The Garland Company has continuously evolved to keep business growing and roofs over people’s heads since 1895. Part of this Cleveland-based manufacturer’s longevity is that its leadership isn’t shy about adopting the latest technologies.
This is reflected in the company’s move from legacy computing systems to the cloud. Recently, The Garland Company decided to expand some of its cloud computing infrastructure within Amazon Web Services (AWS) to further increase its competitive leadership in the commercial building industry.
Challenges in Cloud Environment Code Changes
Garland has a complex digital network that spans its headquarters, data centers and multiple cloud-services providers. As it began its expansion deeper into the AWS cloud, it encountered some challenges with the initial architecture.
The company already had an established footprint in the AWS cloud. As the IT team moved more deeply into the project, it encountered issues integrating the existing network infrastructure into a new AWS Landing Zone that included CIDR blocks and routes.
AWS Landing Zone leverages AWS security and architectural best practices to help users create a secure, multi-account environment. It streamlines this process by automating setup for environments running secure, scalable workloads and implementing a security baseline by creating core accounts and workloads.
Garland wanted to ensure that this new infrastructure could meet the needs of not just this expansion effort, but also future ones. Therefore, using AWS Landing Zone was a must. The company’s IT team reached out to AWS Advanced Consulting Partner Onix for an assist.

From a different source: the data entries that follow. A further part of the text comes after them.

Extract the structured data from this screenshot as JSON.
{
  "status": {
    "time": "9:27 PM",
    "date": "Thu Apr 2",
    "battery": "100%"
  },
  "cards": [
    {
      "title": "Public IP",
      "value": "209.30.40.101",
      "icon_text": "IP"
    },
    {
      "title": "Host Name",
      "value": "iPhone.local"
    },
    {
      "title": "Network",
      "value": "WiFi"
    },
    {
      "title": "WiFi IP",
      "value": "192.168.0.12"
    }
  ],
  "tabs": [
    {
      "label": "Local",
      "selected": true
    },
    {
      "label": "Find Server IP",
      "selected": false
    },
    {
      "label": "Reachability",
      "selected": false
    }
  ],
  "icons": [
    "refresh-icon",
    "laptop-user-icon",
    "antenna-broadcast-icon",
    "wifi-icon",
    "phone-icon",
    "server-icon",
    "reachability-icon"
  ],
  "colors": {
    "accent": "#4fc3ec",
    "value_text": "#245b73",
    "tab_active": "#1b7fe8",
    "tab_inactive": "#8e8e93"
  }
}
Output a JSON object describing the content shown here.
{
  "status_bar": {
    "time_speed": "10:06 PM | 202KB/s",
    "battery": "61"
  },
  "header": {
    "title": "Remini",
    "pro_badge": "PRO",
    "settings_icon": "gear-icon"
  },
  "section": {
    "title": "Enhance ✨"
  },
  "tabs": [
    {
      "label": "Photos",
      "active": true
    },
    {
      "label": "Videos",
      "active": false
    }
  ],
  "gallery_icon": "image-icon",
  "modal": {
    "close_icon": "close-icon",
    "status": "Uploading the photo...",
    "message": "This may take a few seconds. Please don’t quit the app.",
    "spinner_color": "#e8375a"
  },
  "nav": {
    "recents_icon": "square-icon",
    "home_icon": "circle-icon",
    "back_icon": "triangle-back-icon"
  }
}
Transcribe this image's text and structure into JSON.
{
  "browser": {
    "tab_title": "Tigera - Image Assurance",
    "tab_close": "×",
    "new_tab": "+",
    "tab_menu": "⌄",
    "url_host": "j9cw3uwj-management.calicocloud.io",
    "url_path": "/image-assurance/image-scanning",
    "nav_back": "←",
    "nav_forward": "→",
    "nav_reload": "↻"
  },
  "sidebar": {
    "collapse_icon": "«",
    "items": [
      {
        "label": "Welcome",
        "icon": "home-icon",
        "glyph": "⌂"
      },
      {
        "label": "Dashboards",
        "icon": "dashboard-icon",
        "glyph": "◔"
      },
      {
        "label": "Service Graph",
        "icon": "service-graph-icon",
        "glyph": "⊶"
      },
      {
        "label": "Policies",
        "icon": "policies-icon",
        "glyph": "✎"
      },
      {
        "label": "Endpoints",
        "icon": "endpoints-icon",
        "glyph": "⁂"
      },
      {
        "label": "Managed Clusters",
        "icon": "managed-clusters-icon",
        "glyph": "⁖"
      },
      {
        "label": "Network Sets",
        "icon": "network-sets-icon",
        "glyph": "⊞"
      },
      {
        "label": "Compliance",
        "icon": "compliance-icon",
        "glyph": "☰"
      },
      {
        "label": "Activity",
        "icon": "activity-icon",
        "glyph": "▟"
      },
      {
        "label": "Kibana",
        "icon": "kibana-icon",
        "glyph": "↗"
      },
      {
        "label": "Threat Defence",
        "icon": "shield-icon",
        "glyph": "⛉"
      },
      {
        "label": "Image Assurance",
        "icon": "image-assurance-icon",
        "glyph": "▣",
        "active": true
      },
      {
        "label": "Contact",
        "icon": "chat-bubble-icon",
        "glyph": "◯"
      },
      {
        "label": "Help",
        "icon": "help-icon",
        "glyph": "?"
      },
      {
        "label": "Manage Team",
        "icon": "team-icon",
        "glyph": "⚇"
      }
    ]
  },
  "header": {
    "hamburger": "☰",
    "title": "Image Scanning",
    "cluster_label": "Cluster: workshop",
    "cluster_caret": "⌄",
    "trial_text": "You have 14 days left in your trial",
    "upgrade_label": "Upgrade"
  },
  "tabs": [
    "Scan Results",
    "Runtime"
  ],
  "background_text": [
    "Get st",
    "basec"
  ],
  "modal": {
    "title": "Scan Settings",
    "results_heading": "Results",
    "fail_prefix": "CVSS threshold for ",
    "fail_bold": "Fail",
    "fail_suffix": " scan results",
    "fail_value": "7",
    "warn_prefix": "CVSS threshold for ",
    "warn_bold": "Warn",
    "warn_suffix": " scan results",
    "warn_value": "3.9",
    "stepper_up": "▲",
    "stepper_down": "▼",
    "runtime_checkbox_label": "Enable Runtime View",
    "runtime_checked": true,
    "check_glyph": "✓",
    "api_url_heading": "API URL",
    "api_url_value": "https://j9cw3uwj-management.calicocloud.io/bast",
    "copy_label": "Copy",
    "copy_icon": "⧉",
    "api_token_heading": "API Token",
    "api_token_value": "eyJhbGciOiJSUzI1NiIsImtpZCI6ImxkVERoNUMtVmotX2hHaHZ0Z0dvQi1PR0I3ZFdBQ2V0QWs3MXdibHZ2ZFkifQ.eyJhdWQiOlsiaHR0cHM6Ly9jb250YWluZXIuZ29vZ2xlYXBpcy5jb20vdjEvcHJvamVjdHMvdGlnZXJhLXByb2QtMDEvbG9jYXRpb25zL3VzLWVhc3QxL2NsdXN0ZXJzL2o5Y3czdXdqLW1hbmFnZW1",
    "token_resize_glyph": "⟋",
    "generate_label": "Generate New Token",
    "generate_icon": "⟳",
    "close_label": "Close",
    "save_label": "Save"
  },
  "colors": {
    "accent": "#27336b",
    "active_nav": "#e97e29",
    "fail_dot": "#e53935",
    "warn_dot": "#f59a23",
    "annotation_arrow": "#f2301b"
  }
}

Tackling an AWS Expansion with the Right Tools
As a lean IT organization, Garland leadership wanted the appropriate insights and direction for this expansion to ensure that the foundation they were building was scalable, allowing them to continue on a successful cloud journey.
The engineers from the Onix AWS team dove into the project. Using AWS Well-Architected Framework, the team focused on implementing five pillars to build Garland’s high-performing, resilient architecture, including:
Coding. Performing operations as code
Changes. Making only small, frequent, reversible changes
Currency. Refining operations procedures frequently
Predictability. Anticipating failure
Wisdom. Learning from these failures.
First, Onix planned the AWS Landing Zone, showing Garland how to set it up based on the current computing environment’s data sources and networking needs. Onix engineers then tested several Landing Zone versions using CloudFormation inside a sandbox.
An effective provisioning tool, AWS CloudFormation allows users to test and model their infrastructure and application resources with either a simple text file or by using common programming languages.
Automated and secure, CloudFormation provisions resources in a safe, repeatable way that removes the need for manual actions or custom scripts. It efficiently chooses the right operations to manage your stack, make the needed changes — and automatically roll back these changes if errors are detected.